Kız, kafasını omuzuna koyduğu adamın son nefeslerini dinleyip göz yaşları içerisinde üşümeye yüz tutmuş bedenini daha çok kollarına sardı. Ve ölümün yumuşak uykusuna kendisini de bıraktı.
Kız, annesinin iki kolundan tutulmuş babasının polislerle gidişini seyrediyordu. Abisi elinden tutup onu odasına götürdü henüz 4 yaşındaki kardeşine bakıp kalbinin saflığı kadar tebessüm edip iki eliyle kulaklarını kapattı, annesinin dışarıdaki feryatlarını duymasını istemiyordu.
Kendisi de 8 yaşındaydı büyük sayılmazdı ancak kardeşinin etkileneceğini bilecek kadar da büyüktü. Seneler, babalarının dostu tarafından uğradığı iftira ile cezaevine girmiş, annelerinin ise üzüntüden felç kalmış bedenine bakmak ile geçmişti.
Emin 18 yaşına gelmiş okulu bırakıp inşaatta çalışıyordu.

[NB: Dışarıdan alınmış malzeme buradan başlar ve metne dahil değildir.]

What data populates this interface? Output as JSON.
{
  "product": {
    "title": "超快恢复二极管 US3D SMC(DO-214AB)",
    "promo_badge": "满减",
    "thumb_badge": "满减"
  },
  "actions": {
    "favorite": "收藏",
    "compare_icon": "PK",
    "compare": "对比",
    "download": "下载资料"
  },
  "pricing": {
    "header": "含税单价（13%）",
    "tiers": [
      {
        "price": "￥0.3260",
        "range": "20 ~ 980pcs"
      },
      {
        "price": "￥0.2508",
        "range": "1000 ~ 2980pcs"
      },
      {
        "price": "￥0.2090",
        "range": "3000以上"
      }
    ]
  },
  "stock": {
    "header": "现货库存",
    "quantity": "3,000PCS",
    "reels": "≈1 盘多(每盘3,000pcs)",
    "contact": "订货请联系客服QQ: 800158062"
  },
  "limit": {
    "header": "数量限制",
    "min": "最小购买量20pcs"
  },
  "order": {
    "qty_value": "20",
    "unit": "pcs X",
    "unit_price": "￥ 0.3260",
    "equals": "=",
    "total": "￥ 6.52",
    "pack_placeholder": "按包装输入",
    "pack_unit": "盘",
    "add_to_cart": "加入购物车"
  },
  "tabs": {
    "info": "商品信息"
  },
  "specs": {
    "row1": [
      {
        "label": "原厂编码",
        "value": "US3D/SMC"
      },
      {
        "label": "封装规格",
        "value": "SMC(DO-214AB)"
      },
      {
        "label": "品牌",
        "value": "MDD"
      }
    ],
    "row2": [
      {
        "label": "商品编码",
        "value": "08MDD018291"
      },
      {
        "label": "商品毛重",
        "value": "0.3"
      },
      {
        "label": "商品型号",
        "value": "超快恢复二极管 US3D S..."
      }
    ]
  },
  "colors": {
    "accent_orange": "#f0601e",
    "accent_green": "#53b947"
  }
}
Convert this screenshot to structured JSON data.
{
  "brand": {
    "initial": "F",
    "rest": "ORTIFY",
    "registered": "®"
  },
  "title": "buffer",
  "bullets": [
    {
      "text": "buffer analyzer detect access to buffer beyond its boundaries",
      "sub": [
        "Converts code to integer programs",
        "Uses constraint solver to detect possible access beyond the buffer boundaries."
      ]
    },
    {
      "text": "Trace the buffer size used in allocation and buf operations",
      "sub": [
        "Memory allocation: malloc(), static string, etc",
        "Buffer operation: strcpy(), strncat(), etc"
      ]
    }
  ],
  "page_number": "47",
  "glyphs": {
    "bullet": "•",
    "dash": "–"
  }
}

Bir gün mola vermişlerdi ki bir iş arkadaşının cebinden çıkartıp diğerine verdiği küçük bir pakette içindeki beyaz tozu uzattığını gördü " o ne? " Diye bilgisizce sordu akranı gençler de birbirlerine bakıp " toz, ister misin ? " Diye sordular, çocuğun bu işi bulmasına yardım etmiş çocukluk arkadaşı Halil yanlarına gelip " öyle şeyler bilmez o, sen de sok şunu ortalıkta gösterme lan " diye sert çıkıştı. İş bitmiş Halil ile Emin evlerinin yoluna giden ortak yolun sonuna doğru gelmişlerdi ki
- Halil o toz dedikleri neydi
+ boşver
- söyle be ne olacak
+ Uy**turucuydu
- alkol gibi mi
+ Aynen, ama daha tehlikeli daha öldürücü sakın bulaşayım deme çok pis bir meret ona göre daha kurtulamazsın
Yol çatallaşınca vedalaşıp evlerinin yollarına dağıldı gençler, evine varınca her zamanki gibi kapıyı kardeşi açtı " hoşgeldin abi " abisi elini kızın yanağına koyup " hoşbuldum fıstık " deyip içeri girdi. Elini yüzünü yıkayıp mutfağa geçti. " Annem nasıl ? " Diye sordu genç kız bir iç çekip abisinin yüzüne bakmakta tereddüt etti ve sonra zorda olsa ağzından kelimeler döküldü " bu gün polisler geldi ... Babam intihar etmiş " Emin'in boğazında kalan lokma ile yanındaki suyu alıp kafasına dikti yıllar geçmiş ve babasının yüzünü dahi hatırlayamıyordu ama yinede keşke bişe yapabilsek diye düşündü ve annesine bakarak fısıldadı " annem biliyor mu " kız kafasını olumsuz salladı " ben de okulu bırakacağım, çalışacağım " abisi sinirle " hayır , okuyacaksın " demesiyle kız yemeği karıştırdığı çatalı bırakıp " ne sağlayacak bana. Annem öyle yatıyor, babam artık dönmeyecek cenaze işlemlerine başlayın dediler benim sınıftaki Esma evde dantel yapıp satıyor, bak kirayı zor ödüyoruz, faturalar, ihtiyaçlar derken çürüyoruz abi " abisi bu sözlerin karşısında boğazına yumru oturmuştu kız kardeşi okuyacaktı ne olursa olsun. Hil inatçı bir kızdı abisi merakla sordu " ne iş yapacaksın ? " kız kafasını yemekten kaldırıp " üst kattaki Neriman abla varya onlar köye gidecekmiş bakkala bakacak birini arıyorlar, bizden başka da tanıyıp güvendikleri biri yok bizim de durumu biliyorlar " Emin bitiremediği yemeğini tencereye döküp tabağına su tuttu ellerini tezgaha koyup " tamam " deyip arkasına döndü, ellerini önünde birleştirip " sana da bir şey olursa yaşayamam " dedi kaşlarını çatıp, ama o ifadenin altındaki bakışlar yorgundu.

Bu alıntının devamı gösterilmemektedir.